Many species, especially those that occur in the fynbos of South Africa, tolerate surface fires at the locations where they grow, partly because the corms from which new growth occurs are safely underground. They profit from summer fires since these remove much of the surrounding vegetation and so increase the availability of light, water and nutrients. Chemicals from charred plant material (including ethylene) and increased temperature differences between night and day trigger abundant post-fire flowering and germination. In some species such as Aristea bakeri and Aristea biflora plants flower almost exclusively in the first one or two years after the burning of the woody vegetation. Not all species however react the same way. Large species, like Aristea capitata, that grow in deep, moist and humus-rich soils flower annually regardless of the occurrence of fires, while shorter species adapted to drier soils that are quickly overtaken by high, dense shrubbery remain dormant until after it is destroyed by fire. Individual flowers in most species only last a single morning. They open early in the morning and close or wither by midday. The plants produce clusters of flowers that open sequentially over several weeks. This promotes reproductive success despite the short lifespan of the individual flower.
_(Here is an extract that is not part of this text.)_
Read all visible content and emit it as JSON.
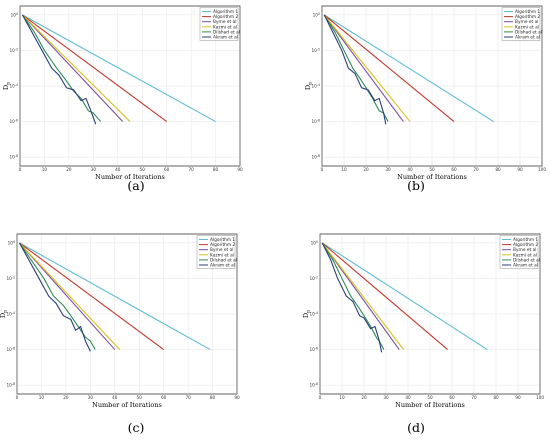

Of the forty-eight taxa that can be found in South Africa, the continued survival of twenty-seven is considered to be of least concern (Aristea abyssinica, A. africana, A. anceps, A. angolensis subsp. acutivalvis, A. angolensis subsp. angolensis, A. angolensis subsp. pulchella, A. bakeri, A. bracteata, A. capitata, A. compressa, A. cuspidata, A. dichotoma, A. ecklonii, A. ensifolia, A. galpinii, A. glauca, A. juncifolia, A. latifolia, A. montana, A. nana, A. pusilla, A. racemosa var. inflata, A. racemosa var. racemosa, A. rufobracteata, A. schizolaena, A. spiralis and A. torulosa).

Two species are considered rare (Aristea rupicola and A. singularis).

Six are thought to be near-threatened (Aristea cantharophila, A. flexicaulis, A. inaequalis, A. oligocephala, A. recisa, A. simplex).

Five species are vulnerable (Aristea biflora, A. elliptica, A. fimbriata, A. platycaulis and A. zeyheri).

Six species are treated as endangered (Aristea lugens, A. nigrescens, A. palustris, A. pauciflora, A. rigidifolia and A. teretifolia).

Two species are regarded as being critically endangered (Aristea cistiflora and A. grandis).